Thanks a lot for that! I know from direct experience that this is not straightforward, so thanks a lot for that. I think that is indeed is that the OP was referencing with "pip-based installation method works well". And just to be super-clear, a conda package for manifskill/sapien would not be a replacement or something that can be replacing the pip package (my bad if I gave that impression).

If you find yourself compiling SAPIEN from source, could you provide more insights on what you are trying to achieve?

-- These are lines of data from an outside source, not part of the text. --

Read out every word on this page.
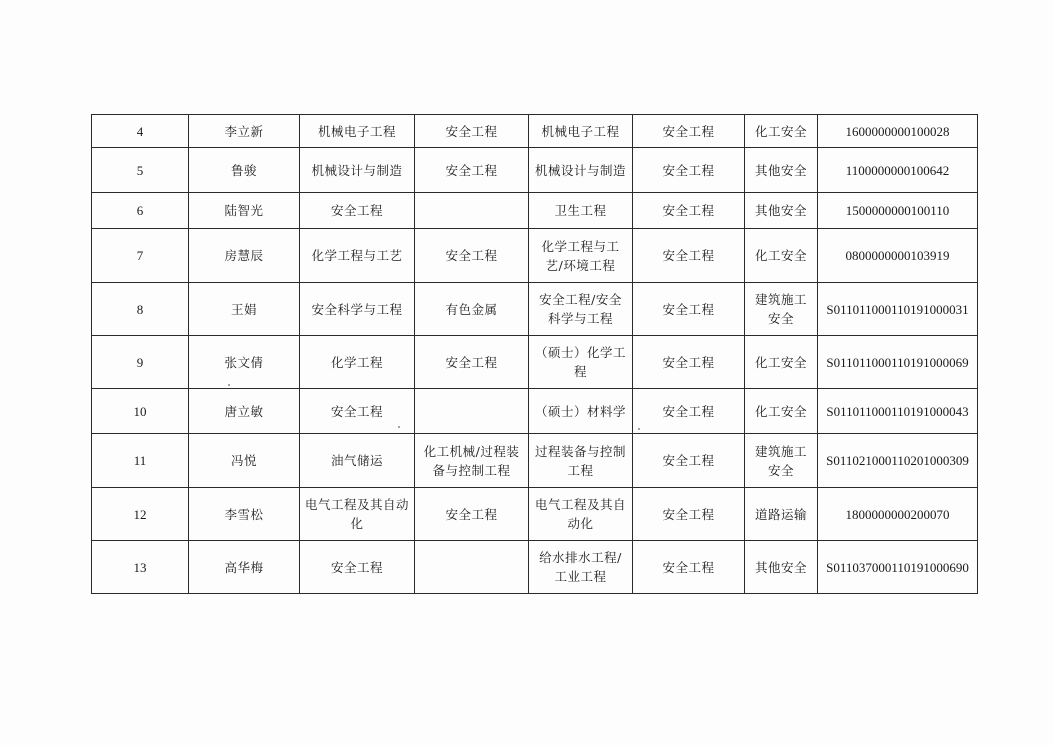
4	李立新	机械电子工程	安全工程	机械电子工程	安全工程	化工安全	1600000000100028
5	鲁骏	机械设计与制造	安全工程	机械设计与制造	安全工程	其他安全	1100000000100642
6	陆智光	安全工程		卫生工程	安全工程	其他安全	1500000000100110
7	房慧辰	化学工程与工艺	安全工程	化学工程与工艺/环境工程	安全工程	化工安全	0800000000103919
8	王娟	安全科学与工程	有色金属	安全工程/安全科学与工程	安全工程	建筑施工安全	S011011000110191000031
9	张文倩	化学工程	安全工程	（硕士）化学工程	安全工程	化工安全	S011011000110191000069
10	唐立敏	安全工程		（硕士）材料学	安全工程	化工安全	S011011000110191000043
11	冯悦	油气储运	化工机械/过程装备与控制工程	过程装备与控制工程	安全工程	建筑施工安全	S011021000110201000309
12	李雪松	电气工程及其自动化	安全工程	电气工程及其自动化	安全工程	道路运输	1800000000200070
13	高华梅	安全工程		给水排水工程/工业工程	安全工程	其他安全	S011037000110191000690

This is just speaking for me/the lab were I work, I definitely not speaking for the OP. When we add dependency for a mixed C++/Python package, we typically prefer to depend on it via conda-forge rather then pypi for several reasons, the main is that we typically use a lot of C++ dependencies (with a depth of the dependency tree that can reach ~5/10), along Python dependencies. Having all our dependencies on conda-forge permits us to upload to conda-forge any new open source package that we develop in a simple a straightforward way. As soon as we add a dependency that is not on conda-forge, we can't package the resulting downstream package on conda-forge, and typically if the downstream package also have a non-trivial C++ dependency chain (either directly or indirectly), we can't easily package it on PyPI either.

Just to clarify, I do not want to convince you to work on preparing/maintaining a conda-forge package, just explaining why I looked in this in the past (and I did not went forward on working on it, at least for now : ) ). I just dumped some details as I could not find these details anywhere, and they could be interesting if anyone was also looking in making a conda/conda-forge package.